Clint sees a similar danger on Almira Drive in Bremerton.
“For years I have been very concerned about three trees at the intersection of Almira Drive and Clemens,” he said. “They lean completely over Almira Drive on a 35-40 degree angle. Three or four years ago, the city painted a big X on all three, and I assumed they would be taken down. On rainy or windy days, my wife and I avoid that street, fearing for our safety.”
The out basket: The Mile Hill Drive site does look dangerous should one or more of the large limbs snap and fall on passing traffic. There probably a lot of places in the county as bad, though.
The Almira Drive location is more impressive, as the trees actually are permanently bent at the base and lean outward precipitously. It’s surprising they’ve stood for the three or four years Clint describes.

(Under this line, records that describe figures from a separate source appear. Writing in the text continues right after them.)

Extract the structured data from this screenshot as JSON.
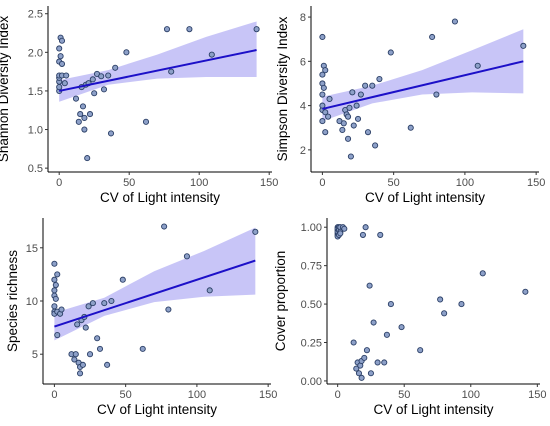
{
  "colors": {
    "point_fill": "#8da0c8",
    "point_stroke": "#2b3f66",
    "fit_line": "#1c10c8",
    "ribbon": "#9b96f0"
  },
  "chart_data": [
    {
      "type": "scatter",
      "xlabel": "CV of Light intensity",
      "ylabel": "Shannon Diversity Index",
      "xlim": [
        -8,
        152
      ],
      "ylim": [
        0.45,
        2.6
      ],
      "xticks": [
        0,
        50,
        100,
        150
      ],
      "xtick_labels": [
        "0",
        "50",
        "100",
        "150"
      ],
      "yticks": [
        0.5,
        1.0,
        1.5,
        2.0,
        2.5
      ],
      "ytick_labels": [
        "0.5",
        "1.0",
        "1.5",
        "2.0",
        "2.5"
      ],
      "x": [
        0,
        0,
        0,
        0,
        0,
        0,
        0,
        1,
        1,
        2,
        2,
        2,
        4,
        5,
        12,
        14,
        15,
        16,
        17,
        18,
        18,
        19,
        20,
        21,
        22,
        24,
        25,
        27,
        30,
        32,
        35,
        37,
        40,
        48,
        62,
        77,
        80,
        93,
        109,
        141
      ],
      "y": [
        1.5,
        1.55,
        1.62,
        1.67,
        1.7,
        1.88,
        2.05,
        1.95,
        2.19,
        2.15,
        1.85,
        1.7,
        1.6,
        1.7,
        1.4,
        1.1,
        1.2,
        1.55,
        1.3,
        1.15,
        1.0,
        1.58,
        0.63,
        1.6,
        1.2,
        1.65,
        1.47,
        1.72,
        1.69,
        1.52,
        1.7,
        0.95,
        1.8,
        2.0,
        1.1,
        2.3,
        1.75,
        2.3,
        1.97,
        2.3
      ],
      "fit": {
        "x": [
          0,
          141
        ],
        "y": [
          1.5,
          2.03
        ]
      },
      "ci": {
        "x": [
          0,
          35,
          70,
          105,
          141
        ],
        "lower": [
          1.36,
          1.58,
          1.66,
          1.68,
          1.68
        ],
        "upper": [
          1.64,
          1.77,
          1.97,
          2.2,
          2.4
        ]
      }
    },
    {
      "type": "scatter",
      "xlabel": "CV of Light intensity",
      "ylabel": "Simpson Diversity Index",
      "xlim": [
        -8,
        152
      ],
      "ylim": [
        1.0,
        8.5
      ],
      "xticks": [
        0,
        50,
        100,
        150
      ],
      "xtick_labels": [
        "0",
        "50",
        "100",
        "150"
      ],
      "yticks": [
        2,
        4,
        6,
        8
      ],
      "ytick_labels": [
        "2",
        "4",
        "6",
        "8"
      ],
      "x": [
        0,
        0,
        0,
        0,
        0,
        0,
        0,
        1,
        1,
        2,
        2,
        2,
        4,
        5,
        12,
        14,
        15,
        16,
        17,
        18,
        18,
        19,
        20,
        21,
        22,
        24,
        25,
        27,
        30,
        32,
        35,
        37,
        40,
        48,
        62,
        77,
        80,
        93,
        109,
        141
      ],
      "y": [
        3.8,
        4.0,
        4.5,
        5.0,
        5.4,
        7.1,
        3.3,
        4.8,
        5.8,
        5.6,
        3.7,
        2.8,
        3.5,
        4.3,
        3.3,
        2.9,
        3.2,
        3.8,
        3.6,
        3.5,
        2.5,
        3.9,
        1.7,
        4.6,
        3.1,
        4.0,
        3.4,
        4.5,
        4.9,
        2.8,
        4.9,
        2.2,
        5.2,
        6.4,
        3.0,
        7.1,
        4.5,
        7.8,
        5.8,
        6.7
      ],
      "fit": {
        "x": [
          0,
          141
        ],
        "y": [
          3.85,
          6.0
        ]
      },
      "ci": {
        "x": [
          0,
          35,
          70,
          105,
          141
        ],
        "lower": [
          3.3,
          4.1,
          4.5,
          4.6,
          4.55
        ],
        "upper": [
          4.4,
          4.9,
          5.6,
          6.5,
          7.45
        ]
      }
    },
    {
      "type": "scatter",
      "xlabel": "CV of Light intensity",
      "ylabel": "Species richness",
      "xlim": [
        -8,
        152
      ],
      "ylim": [
        2.2,
        17.8
      ],
      "xticks": [
        0,
        50,
        100,
        150
      ],
      "xtick_labels": [
        "0",
        "50",
        "100",
        "150"
      ],
      "yticks": [
        5,
        10,
        15
      ],
      "ytick_labels": [
        "5",
        "10",
        "15"
      ],
      "x": [
        0,
        0,
        0,
        0,
        0,
        0,
        0,
        1,
        1,
        2,
        2,
        2,
        4,
        5,
        12,
        14,
        15,
        16,
        17,
        18,
        18,
        19,
        20,
        21,
        22,
        24,
        25,
        27,
        30,
        32,
        35,
        37,
        40,
        48,
        62,
        77,
        80,
        93,
        109,
        141
      ],
      "y": [
        9.0,
        9.5,
        10.5,
        11.0,
        12.0,
        13.5,
        8.8,
        10.2,
        11.5,
        12.5,
        9.0,
        6.8,
        8.8,
        9.2,
        5.0,
        4.5,
        5.0,
        7.8,
        4.2,
        3.8,
        3.2,
        8.2,
        4.0,
        8.5,
        7.5,
        9.5,
        5.0,
        9.8,
        6.5,
        5.5,
        9.8,
        4.0,
        10.0,
        12.0,
        5.5,
        17.0,
        9.2,
        14.2,
        11.0,
        16.5
      ],
      "fit": {
        "x": [
          0,
          141
        ],
        "y": [
          7.6,
          13.8
        ]
      },
      "ci": {
        "x": [
          0,
          35,
          70,
          105,
          141
        ],
        "lower": [
          6.3,
          8.6,
          9.9,
          10.4,
          10.6
        ],
        "upper": [
          8.9,
          10.3,
          12.8,
          14.7,
          16.9
        ]
      }
    },
    {
      "type": "scatter",
      "xlabel": "CV of Light intensity",
      "ylabel": "Cover proportion",
      "xlim": [
        -8,
        152
      ],
      "ylim": [
        -0.02,
        1.06
      ],
      "xticks": [
        0,
        50,
        100,
        150
      ],
      "xtick_labels": [
        "0",
        "50",
        "100",
        "150"
      ],
      "yticks": [
        0.0,
        0.25,
        0.5,
        0.75,
        1.0
      ],
      "ytick_labels": [
        "0.00",
        "0.25",
        "0.50",
        "0.75",
        "1.00"
      ],
      "x": [
        0,
        0,
        0,
        0,
        0,
        0,
        0,
        1,
        1,
        1,
        2,
        2,
        2,
        4,
        5,
        12,
        14,
        15,
        16,
        17,
        18,
        18,
        19,
        20,
        21,
        22,
        24,
        25,
        27,
        30,
        32,
        35,
        37,
        40,
        48,
        62,
        77,
        80,
        93,
        109,
        141
      ],
      "y": [
        1.0,
        0.98,
        0.96,
        0.95,
        0.99,
        0.97,
        0.94,
        1.0,
        0.98,
        0.95,
        1.0,
        0.97,
        0.96,
        1.0,
        0.99,
        0.25,
        0.08,
        0.12,
        0.05,
        0.1,
        0.13,
        0.02,
        0.95,
        0.15,
        1.0,
        0.2,
        0.62,
        0.05,
        0.38,
        0.12,
        0.95,
        0.12,
        0.3,
        0.5,
        0.35,
        0.2,
        0.53,
        0.44,
        0.5,
        0.7,
        0.58
      ]
    }
  ]
}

A bigger surprise: Those trees aren’t as scary as they look, says Bremerton city street engineer Jerry Hauth. “The trees in question have been examined by an arborist and determined not to be an imminent threat. So they aren’t an issue at the present.”
He included an excerpt from the city ordinances that says dangerous trees are among the things property owners are responsible for rectifying, but added, “If it’s property we own (and there are several parcels that have been given to us) or a street end (S. Cambrian @ Coontz, for example), I send it to Public Works.
“We also have the street crew do work in places that isn’t sensible for the adjacent property owners to do it, for example, along 11th street east of Highland north of the west end of the Manette Bridge, and the separation area between upper and lower Shore Drive.”
Doug Bear of Kitsap County Public Works says of the canopy just past Colchester Drive (I think the main road becomes Southworth Drive, no longer Mile Hill Drive, at that spot), “We are aware of this location and monitor the area as a priority during storms. We do have policy that addresses danger trees, as well as roadside vegetation management, but no specific policy regarding overhead canopies.
“There are other locations in the county with similar canopies over the roadway. With the number of trees in Kitsap County the chance of limbs being blown down during a storm is a concern in all locations, including those with overhead canopies.”